Per il premier Conte, “ogni sistema economico assume le iniziative per difendere le proprie imprese e i propri cittadini”. In stile Trump, per intendersi. Lo stesso Trump che oggi si è adirato prendendo duramente di mira il governatore Bce e aprendo un inedito fronte tra Casa Bianca ed Eurotower: “Mario Draghi ha appena annunciato il possibile arrivo di altri stimoli, facendo immediatamente calare l’euro contro il dollaro, e rendendo ingiustamente più facile per loro (l’Europa, ndr) competere con gli Stati Uniti. Sono anni che lo stanno facendo, insieme alla Cina e ad altri. È sleale”.
Nella “guerra dei tassi” tra Usa ed Eurozona c’è un aspetto ironico e beffardo per il Governo italiano: Trump, ieri elogiato dal vicepremier italiano Matteo Salvini in visita negli States, incarna oggi il ruolo dell’avversario mentre Draghi, spesso attaccato in passato da Lega e M5S, è il più valido alleato dell’esecutivo gialloverde perché dispone, e pare intenzionato a utilizzarli, degli unici strumenti utili all’Italia per sottrarsi alla minaccia finanziaria dello spread, nella fase più delicata del suo negoziato con Bruxelles sulla procedura di infrazione.
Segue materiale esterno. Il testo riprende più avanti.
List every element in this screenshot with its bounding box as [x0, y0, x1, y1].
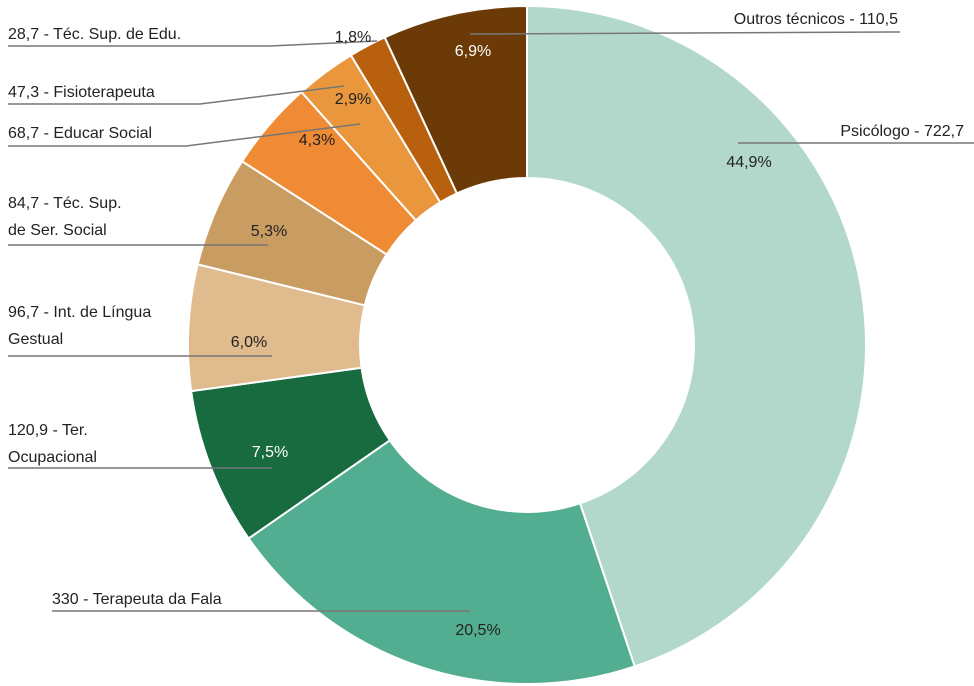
leader-line — [8, 85, 345, 105]
percent-label: 1,8% — [335, 29, 371, 46]
category-label: 330 - Terapeuta da Fala — [52, 591, 222, 608]
category-label: 28,7 - Téc. Sup. de Edu. — [8, 26, 182, 43]
leader-line — [8, 40, 378, 47]
category-label: 68,7 - Educar Social — [8, 125, 153, 142]
leader-line — [8, 123, 361, 147]
category-label: 47,3 - Fisioterapeuta — [8, 84, 155, 101]
percent-label: 20,5% — [455, 622, 500, 639]
category-label: 96,7 - Int. de Língua Gestual — [8, 304, 152, 348]
percent-label: 6,9% — [455, 43, 491, 60]
percent-label: 4,3% — [299, 132, 335, 149]
percent-label: 2,9% — [335, 91, 371, 108]
category-label: Outros técnicos - 110,5 — [733, 11, 898, 28]
category-label: 120,9 - Ter. Ocupacional — [8, 422, 97, 466]
leader-line — [469, 31, 901, 35]
percent-label: 5,3% — [251, 223, 287, 240]
percent-label: 44,9% — [726, 154, 771, 171]
donut-slice — [526, 4, 867, 668]
percent-label: 7,5% — [252, 444, 288, 461]
donut-slice — [383, 4, 528, 195]
percent-label: 6,0% — [231, 334, 267, 351]
category-label: Psicólogo - 722,7 — [840, 123, 964, 140]
category-label: 84,7 - Téc. Sup. de Ser. Social — [8, 195, 122, 239]
donut-slice — [247, 438, 636, 685]
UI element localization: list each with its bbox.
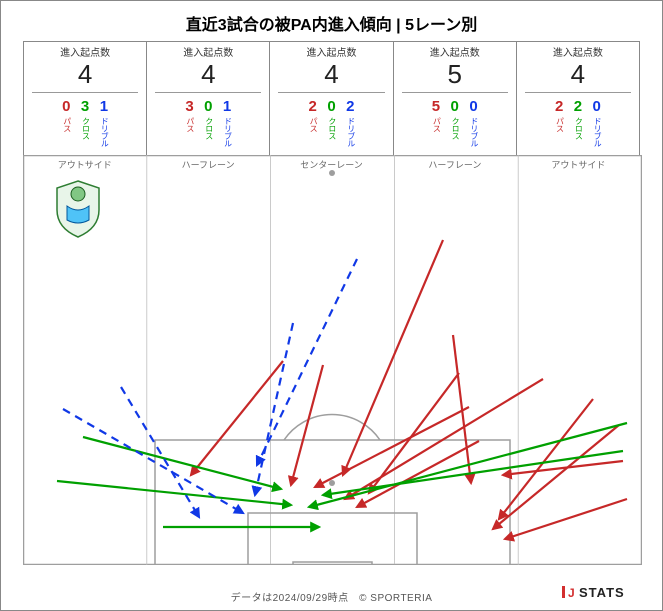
chart-title: 直近3試合の被PA内進入傾向 | 5レーン別 xyxy=(1,1,662,41)
arrow-pass-1 xyxy=(453,335,471,483)
jstats-logo-icon: J STATS xyxy=(562,583,642,601)
breakdown-num-pass: 2 xyxy=(309,99,317,116)
lane-header-label: 進入起点数 xyxy=(149,44,267,59)
lane-name-4: アウトサイド xyxy=(517,158,640,171)
lane-breakdown: 2パス2クロス0ドリブル xyxy=(519,99,637,147)
breakdown-num-pass: 0 xyxy=(62,99,70,116)
breakdown-dribble: 0ドリブル xyxy=(469,99,478,147)
breakdown-num-dribble: 0 xyxy=(593,99,601,116)
lane-breakdown: 3パス 0クロス 1ドリブル xyxy=(149,99,267,147)
arrow-dribble-17 xyxy=(121,387,199,517)
breakdown-label-cross: クロス xyxy=(81,117,90,140)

L’attacco di Trump è quindi rivolto a Francoforte, ma nasconde anche l’auspicio che la sua banca centrale capisca qual è il da farsi. Domani infatti si terrà la riunione del Federal Open Market Committee, il braccio di politica monetaria della Federal Reserve. Il tycoon da tempo preme sul presidente Jerome Powell per un taglio dei tassi, dopo nove rialzi consecutivi da dicembre 2015 a dicembre 2018. Di recente Powell ha aperto in questa direzione (alcuni investitori si aspettano tagli già a partire da luglio) ma evidentemente il presidente Usa ha avvertito l’esigenza di rammentare alla Fed cosa si aspetta la Casa Bianca. Sarà un caso ma nel pomeriggio è stata fatta trapelare una velina su alcuni approfondimenti legali per un eventuale declassamento di Powell da presidente Fed: in altre parole, una sua sostituzione. Indiscrezioni subito smentite, ma di certo non passate inosservate. Non siamo certamente ai livelli del “whatever it takes”, ma le parole di Draghi di oggi qualche effetto lo hanno prodotto.